Paradigms are very helpful because they allow us to develop expectations
about what will probably occur based on these assumptions. But when
data falls outside our paradigm, we find it hard to see and accept. This is
called the PARADIGM EFFECT. And when the paradigm effect is so strong
that we are prevented from actually seeing what is under our very noses,
we are said to be suffering from paradigm paralysis.

That's where I think many of us have been stuck when it comes to figuring
out how to treat stuttering. We rigidly follow a cognitive approach. Or a
behavioral approach. Or a psychotherapeutic approach. And our paradigm
paralysis causes us to exclude valuable information that doesn't fit our
particular model.

But if what I have come to believe about stuttering is true, we already
know what we need to know. We just need to draw this information
together into a paradigm that integrates these many different approaches.
However, to do this, I propose that the professionals need the cooperation
and collaboration of the stuttering self-help community.

Why do I say this?

In his book "Paradigms: the Business of Discovering the Future" Joel Barker
describes how the person who develops a new paradigm is often an
outsider. Someone who really doesn't understand the prevailing paradigm
in all its subtleties...and sometimes doesn't understand it at all. The
PARADIGM SHIFTER, because he or she is not imbued with the prevailing
beliefs, is able to see the situation with a fresh eye.

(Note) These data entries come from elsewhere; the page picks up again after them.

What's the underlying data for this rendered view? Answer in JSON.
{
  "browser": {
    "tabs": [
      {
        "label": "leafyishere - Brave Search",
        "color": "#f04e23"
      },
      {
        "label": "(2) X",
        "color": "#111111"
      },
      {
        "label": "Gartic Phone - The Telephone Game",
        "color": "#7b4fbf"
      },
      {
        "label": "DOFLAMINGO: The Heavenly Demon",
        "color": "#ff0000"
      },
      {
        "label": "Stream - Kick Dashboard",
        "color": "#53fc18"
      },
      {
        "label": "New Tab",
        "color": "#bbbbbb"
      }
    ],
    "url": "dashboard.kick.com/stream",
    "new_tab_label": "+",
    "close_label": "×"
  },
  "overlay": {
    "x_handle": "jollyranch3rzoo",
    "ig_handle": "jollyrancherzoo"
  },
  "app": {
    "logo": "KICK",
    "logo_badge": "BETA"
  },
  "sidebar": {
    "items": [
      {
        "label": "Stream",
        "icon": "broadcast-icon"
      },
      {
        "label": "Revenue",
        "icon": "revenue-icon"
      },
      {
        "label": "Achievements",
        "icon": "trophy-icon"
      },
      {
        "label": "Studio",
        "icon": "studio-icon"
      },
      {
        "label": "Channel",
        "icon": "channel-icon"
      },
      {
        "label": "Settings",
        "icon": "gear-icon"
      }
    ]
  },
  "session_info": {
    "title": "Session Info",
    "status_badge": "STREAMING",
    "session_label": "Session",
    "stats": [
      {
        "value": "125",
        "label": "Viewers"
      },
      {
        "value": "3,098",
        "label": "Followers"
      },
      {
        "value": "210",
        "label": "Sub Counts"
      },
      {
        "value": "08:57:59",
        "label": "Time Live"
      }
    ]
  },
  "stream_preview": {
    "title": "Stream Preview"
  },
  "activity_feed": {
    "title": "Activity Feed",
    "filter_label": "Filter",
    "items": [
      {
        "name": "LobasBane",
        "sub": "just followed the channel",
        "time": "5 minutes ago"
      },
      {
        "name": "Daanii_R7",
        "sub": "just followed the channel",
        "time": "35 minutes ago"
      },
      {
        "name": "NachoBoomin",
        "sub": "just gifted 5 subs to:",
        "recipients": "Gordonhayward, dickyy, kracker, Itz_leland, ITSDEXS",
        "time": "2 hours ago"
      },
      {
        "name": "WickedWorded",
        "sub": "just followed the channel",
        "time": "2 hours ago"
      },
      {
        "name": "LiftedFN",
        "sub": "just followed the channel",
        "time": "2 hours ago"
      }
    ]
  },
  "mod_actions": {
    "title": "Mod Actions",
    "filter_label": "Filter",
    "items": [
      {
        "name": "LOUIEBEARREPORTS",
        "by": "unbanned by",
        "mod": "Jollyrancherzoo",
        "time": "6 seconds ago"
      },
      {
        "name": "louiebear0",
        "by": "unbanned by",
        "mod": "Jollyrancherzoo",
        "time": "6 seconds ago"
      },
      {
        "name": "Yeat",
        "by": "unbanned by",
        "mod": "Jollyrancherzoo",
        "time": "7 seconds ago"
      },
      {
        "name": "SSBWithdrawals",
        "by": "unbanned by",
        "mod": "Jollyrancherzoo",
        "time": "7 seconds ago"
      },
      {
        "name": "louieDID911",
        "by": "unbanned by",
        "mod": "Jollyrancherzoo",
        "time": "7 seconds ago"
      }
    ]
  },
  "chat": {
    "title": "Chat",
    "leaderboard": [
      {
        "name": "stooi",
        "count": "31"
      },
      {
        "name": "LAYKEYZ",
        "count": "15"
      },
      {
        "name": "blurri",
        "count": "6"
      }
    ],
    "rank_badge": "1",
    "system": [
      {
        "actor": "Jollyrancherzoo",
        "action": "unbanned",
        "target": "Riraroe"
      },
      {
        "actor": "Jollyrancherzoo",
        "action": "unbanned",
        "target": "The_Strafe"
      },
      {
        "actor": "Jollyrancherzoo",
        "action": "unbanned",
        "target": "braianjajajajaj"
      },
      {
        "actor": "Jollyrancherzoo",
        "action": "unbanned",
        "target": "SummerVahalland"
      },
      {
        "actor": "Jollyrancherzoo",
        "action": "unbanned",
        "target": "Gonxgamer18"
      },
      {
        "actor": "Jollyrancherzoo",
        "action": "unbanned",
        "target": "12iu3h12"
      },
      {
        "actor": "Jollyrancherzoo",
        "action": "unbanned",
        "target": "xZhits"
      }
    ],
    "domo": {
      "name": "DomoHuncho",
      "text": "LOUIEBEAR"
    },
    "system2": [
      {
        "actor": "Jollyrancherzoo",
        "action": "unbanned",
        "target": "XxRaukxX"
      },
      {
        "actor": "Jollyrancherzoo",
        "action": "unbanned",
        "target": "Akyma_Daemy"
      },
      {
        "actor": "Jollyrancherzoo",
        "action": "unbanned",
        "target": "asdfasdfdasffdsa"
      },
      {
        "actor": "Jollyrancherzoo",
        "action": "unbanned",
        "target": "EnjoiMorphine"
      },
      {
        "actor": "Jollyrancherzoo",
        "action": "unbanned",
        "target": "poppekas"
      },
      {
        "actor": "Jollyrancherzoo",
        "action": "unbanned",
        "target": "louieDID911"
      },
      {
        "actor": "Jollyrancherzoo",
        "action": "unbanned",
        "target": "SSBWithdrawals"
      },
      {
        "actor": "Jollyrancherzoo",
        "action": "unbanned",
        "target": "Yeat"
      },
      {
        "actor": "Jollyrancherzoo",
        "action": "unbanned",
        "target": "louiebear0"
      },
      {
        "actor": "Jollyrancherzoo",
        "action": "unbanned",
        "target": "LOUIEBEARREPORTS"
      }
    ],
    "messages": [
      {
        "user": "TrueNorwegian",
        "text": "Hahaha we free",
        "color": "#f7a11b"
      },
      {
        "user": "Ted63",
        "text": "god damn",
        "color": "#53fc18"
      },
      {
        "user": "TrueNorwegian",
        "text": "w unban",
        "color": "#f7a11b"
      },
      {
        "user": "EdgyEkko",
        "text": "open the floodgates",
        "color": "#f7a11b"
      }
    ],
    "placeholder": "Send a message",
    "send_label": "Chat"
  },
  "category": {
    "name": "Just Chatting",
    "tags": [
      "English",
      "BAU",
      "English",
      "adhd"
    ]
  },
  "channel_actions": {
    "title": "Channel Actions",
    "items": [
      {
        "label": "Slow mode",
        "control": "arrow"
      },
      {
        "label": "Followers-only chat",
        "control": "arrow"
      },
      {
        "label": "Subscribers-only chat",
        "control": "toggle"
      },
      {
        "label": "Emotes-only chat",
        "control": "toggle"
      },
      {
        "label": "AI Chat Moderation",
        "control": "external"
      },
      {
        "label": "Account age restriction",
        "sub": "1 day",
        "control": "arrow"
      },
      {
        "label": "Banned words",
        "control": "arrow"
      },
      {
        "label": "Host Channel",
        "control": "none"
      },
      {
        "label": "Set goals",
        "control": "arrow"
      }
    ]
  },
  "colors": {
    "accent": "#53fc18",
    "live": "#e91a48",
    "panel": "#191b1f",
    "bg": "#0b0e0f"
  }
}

This describes some of us in the stuttering self-help community. Because
we did not train as speech-language pathologists, we were not formally
programmed in the classic ideas about stuttering. Many of us, of course,
did acquire the traditional points of view through involvement in speech
therapy. But there are others who have made meaningful discoveries
through independent study and observation...and just through the process
of living.

But are these discoveries with worth paying attention to? After all, we're
not trained in speech pathology. We don't have Ph.D.'s What can we know
that would really be of use to the professional community?